Keringat Fikri membanjiri sungai tubuh. Deras.
“Kamu mencari majalah apaan, Dik?” tanya kakaknya. Barusan muncul di depan pintu kamar adiknya.
“Majalah Annida terbitan nomor 19 bulan Juli, Kak. Kemana ya? Kakak pernah melihatnya?” jawab Fikri sekenanya.

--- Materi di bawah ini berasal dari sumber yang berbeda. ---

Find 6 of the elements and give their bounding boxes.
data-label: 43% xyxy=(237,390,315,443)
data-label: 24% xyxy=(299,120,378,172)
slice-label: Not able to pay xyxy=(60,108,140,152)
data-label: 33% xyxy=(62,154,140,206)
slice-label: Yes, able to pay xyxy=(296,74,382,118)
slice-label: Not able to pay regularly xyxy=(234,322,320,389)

Ia terus saja mencari majalah itu.
“Pernah, Dik!”
Seketika Fikri menghentikan pekerjaannya. Ia memperhatikan wajah kakaknya.

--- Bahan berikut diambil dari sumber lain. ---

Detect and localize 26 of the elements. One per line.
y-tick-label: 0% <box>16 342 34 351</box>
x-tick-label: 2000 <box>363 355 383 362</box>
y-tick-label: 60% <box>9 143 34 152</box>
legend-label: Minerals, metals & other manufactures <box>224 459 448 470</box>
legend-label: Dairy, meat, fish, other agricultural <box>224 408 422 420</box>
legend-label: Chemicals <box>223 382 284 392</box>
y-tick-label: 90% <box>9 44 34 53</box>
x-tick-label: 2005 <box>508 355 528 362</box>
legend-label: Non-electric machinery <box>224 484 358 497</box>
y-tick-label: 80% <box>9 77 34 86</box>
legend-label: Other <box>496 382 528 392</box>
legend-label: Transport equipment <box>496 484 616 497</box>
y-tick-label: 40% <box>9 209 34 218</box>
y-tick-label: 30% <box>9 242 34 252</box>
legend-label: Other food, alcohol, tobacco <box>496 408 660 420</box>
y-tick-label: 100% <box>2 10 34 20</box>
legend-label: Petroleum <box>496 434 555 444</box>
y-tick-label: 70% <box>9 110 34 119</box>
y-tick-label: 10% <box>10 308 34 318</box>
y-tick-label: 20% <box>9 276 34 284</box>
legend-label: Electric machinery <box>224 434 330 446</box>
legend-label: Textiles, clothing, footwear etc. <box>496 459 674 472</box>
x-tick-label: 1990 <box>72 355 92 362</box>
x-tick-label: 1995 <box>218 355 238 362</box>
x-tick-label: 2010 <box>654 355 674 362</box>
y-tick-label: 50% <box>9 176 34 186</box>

“Kalau kakak pernah melihatnya, dimana?”
“Maaf ya, Dik. Majalahmu itu dipinjam oleh teman kakak kemarin sore,” jelas kakaknya.
“Aduh, kakak. Bagaimana kakak nih? Mengapa kakak pinjamkan?” Fikri menyesalkan tindakan kakaknya.
“Memangnya ada apa dengan majalah itu, Dik. Begitu pentingnya sehingga tak boleh dipinjamkan pada orang lain?” ujar kakaknya ingin tahu.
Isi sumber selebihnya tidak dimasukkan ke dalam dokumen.